Chilean state-owned copper mining company Codelco is reportedly planning to begin operations at the Chuquicamata underground copper mine by the middle of this year.
Last August, Codelco announced plans to convert Chuquicamata from an open cast mine into an underground facility with an investment of $5.550bn.
The company awarded a $50m contract to Rockwell Automation to transform the century-old open-pit mine into a technologically advanced ‘super-cave’ mine.
Codelco Chairman Juan Benavides was quoted by Reuters as saying that the commencement of Chuquicamata operations will be ‘a fundamental step and milestone in this structural overhaul’.
The company’s plans to convert Chuquicamata form part of a $39bn overhaul of its key operations for a period of ten years to maintain production despite declining ore grades at its deposits.

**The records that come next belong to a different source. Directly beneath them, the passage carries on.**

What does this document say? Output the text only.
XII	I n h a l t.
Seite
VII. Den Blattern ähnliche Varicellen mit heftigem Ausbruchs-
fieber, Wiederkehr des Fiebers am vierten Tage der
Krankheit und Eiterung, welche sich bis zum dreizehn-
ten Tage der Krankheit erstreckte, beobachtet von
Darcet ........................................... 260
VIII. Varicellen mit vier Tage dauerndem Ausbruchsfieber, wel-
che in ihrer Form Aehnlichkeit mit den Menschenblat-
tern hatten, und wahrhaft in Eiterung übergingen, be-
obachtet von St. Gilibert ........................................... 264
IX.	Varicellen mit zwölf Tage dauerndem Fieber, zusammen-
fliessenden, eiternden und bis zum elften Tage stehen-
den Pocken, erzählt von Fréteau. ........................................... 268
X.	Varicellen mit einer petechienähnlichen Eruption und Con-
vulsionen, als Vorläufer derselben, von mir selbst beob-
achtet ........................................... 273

The announcement was made as the company found that Chuquicamata was running out of profitable ore. The switch to an underground mine also aims to extend the mine life by an additional 50 years.
Chile Finance Minister Felipe Larrain confirmed in a news conference that the remaining $400m of $1bn capitalisation for Codelco’s overhaul, which was announced in June last year, would be provided by the government.
Larrain said: “This is a show of the confidence we have in the company and in the importance of these resources for Codelco to be able to complete its structural reform programme.”
Once the mine is converted to an underground operation, its annual production is expected to be 320,000t of fine copper and 15,000t of molybdenum.
Last year, Codelco’s Chuquicamata and nearby Radomiro Tomic mines produced 653,000t of the company’s total 1.8 million tonnes of output.